Les parties ont été régulièrement averties du jour de l'audience.
Ont été entendus au cours de l'audience publique :
- le rapport de Mme Muriel Milard, premier conseiller,
- et les conclusions de M. Bertrand Baillard, rapporteur public.
Considérant ce qui suit :
1. L'EARL du Brouillard a demandé, le 9 novembre 2016, l'autorisation d'exploiter une superficie supplémentaire de 25 hectares 6 ares 25 centiares de terres situées sur les communes de Ferrières-Haut-Clocher et Croisille, dans le département de l'Eure, qui étaient jusque-là mises en valeur par M. B.... Cette demande a fait l'objet d'un accusé de réception le 24 novembre 2016 précisant qu'en l'absence de notification d'une décision dans un délai de quatre mois, l'EARL disposerait d'une autorisation tacite d'exploiter.

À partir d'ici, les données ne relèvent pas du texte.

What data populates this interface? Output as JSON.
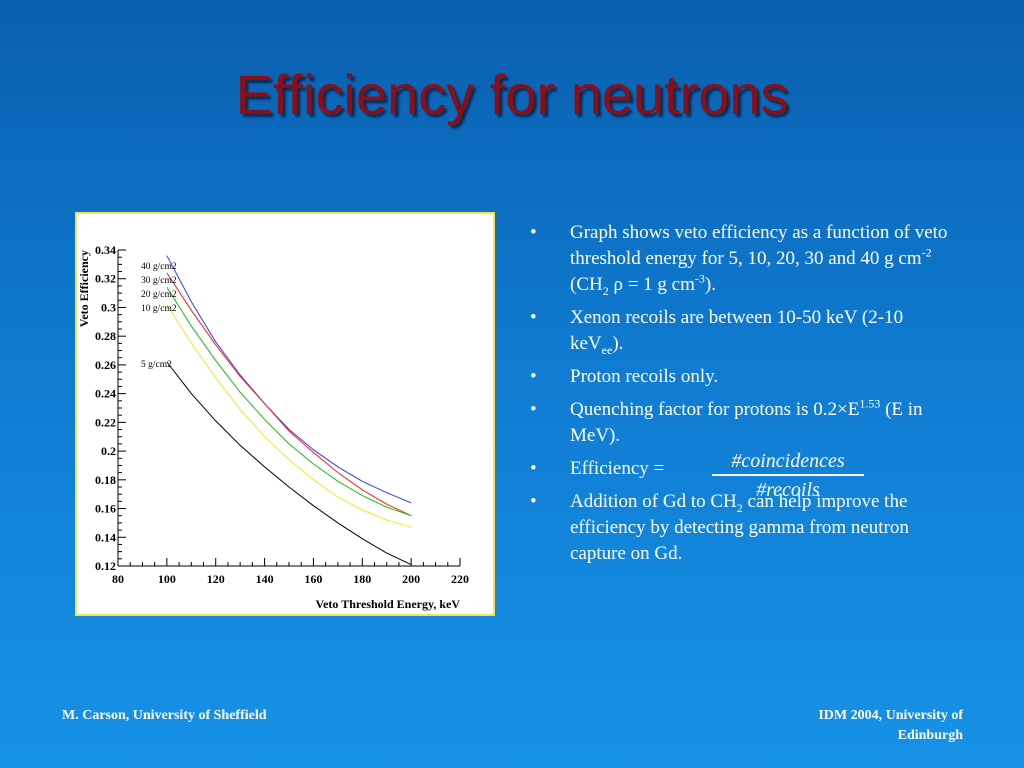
{
  "title": "Efficiency for neutrons",
  "bullets": {
    "b1": {
      "t1": "Graph shows veto efficiency as a function of veto threshold energy for 5, 10, 20, 30 and 40 g cm",
      "s1": "-2",
      "t2": " (CH",
      "s2": "2",
      "t3": " ρ = 1 g cm",
      "s3": "-3",
      "t4": ")."
    },
    "b2": {
      "t1": "Xenon recoils are between 10-50 keV (2-10 keV",
      "s1": "ee",
      "t2": ")."
    },
    "b3": {
      "t1": "Proton recoils only."
    },
    "b4": {
      "t1": "Quenching factor for protons is 0.2×E",
      "s1": "1.53",
      "t2": " (E in MeV)."
    },
    "b5": {
      "t1": "Efficiency ="
    },
    "b6": {
      "t1": "Addition of Gd to CH",
      "s1": "2",
      "t2": " can help improve the efficiency by detecting gamma from neutron capture on Gd."
    }
  },
  "fraction": {
    "numerator": "#coincidences",
    "denominator": "#recoils"
  },
  "footer": {
    "left": "M. Carson, University of Sheffield",
    "right": "IDM 2004, University of Edinburgh"
  },
  "chart_data": {
    "type": "line",
    "title": "",
    "xlabel": "Veto Threshold Energy, keV",
    "ylabel": "Veto Efficiency",
    "xlim": [
      80,
      220
    ],
    "ylim": [
      0.12,
      0.34
    ],
    "xticks": [
      "80",
      "100",
      "120",
      "140",
      "160",
      "180",
      "200",
      "220"
    ],
    "yticks": [
      "0.12",
      "0.14",
      "0.16",
      "0.18",
      "0.2",
      "0.22",
      "0.24",
      "0.26",
      "0.28",
      "0.3",
      "0.32",
      "0.34"
    ],
    "x": [
      100,
      110,
      120,
      130,
      140,
      150,
      160,
      170,
      180,
      190,
      200
    ],
    "series": [
      {
        "name": "40 g/cm2",
        "color": "#2b3cff",
        "values": [
          0.336,
          0.304,
          0.276,
          0.253,
          0.233,
          0.215,
          0.201,
          0.189,
          0.179,
          0.171,
          0.164
        ]
      },
      {
        "name": "30 g/cm2",
        "color": "#ff2020",
        "values": [
          0.324,
          0.298,
          0.274,
          0.252,
          0.233,
          0.214,
          0.199,
          0.185,
          0.173,
          0.163,
          0.155
        ]
      },
      {
        "name": "20 g/cm2",
        "color": "#18c018",
        "values": [
          0.314,
          0.287,
          0.263,
          0.241,
          0.222,
          0.205,
          0.191,
          0.179,
          0.169,
          0.161,
          0.155
        ]
      },
      {
        "name": "10 g/cm2",
        "color": "#f2e62a",
        "values": [
          0.302,
          0.275,
          0.251,
          0.229,
          0.21,
          0.194,
          0.18,
          0.168,
          0.159,
          0.152,
          0.147
        ]
      },
      {
        "name": "5 g/cm2",
        "color": "#000000",
        "values": [
          0.262,
          0.24,
          0.221,
          0.204,
          0.189,
          0.175,
          0.162,
          0.15,
          0.139,
          0.129,
          0.121
        ]
      }
    ],
    "series_label_order": [
      "40 g/cm2",
      "30 g/cm2",
      "20 g/cm2",
      "10 g/cm2",
      "5 g/cm2"
    ],
    "grid": false
  }
}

Elle a été tacitement acceptée par la préfète de la région Normandie à compter du 9 mars 2017 du fait du silence de l'administration, conformément à l'article R. 331-6 du code rural et de la pêche maritime. L'EARL du Brouillard relève appel du jugement du 17 janvier 2020 par lequel le tribunal administratif de Rouen a, à la demande de M. B..., exploitant les terres objet de la demande, annulé cette autorisation.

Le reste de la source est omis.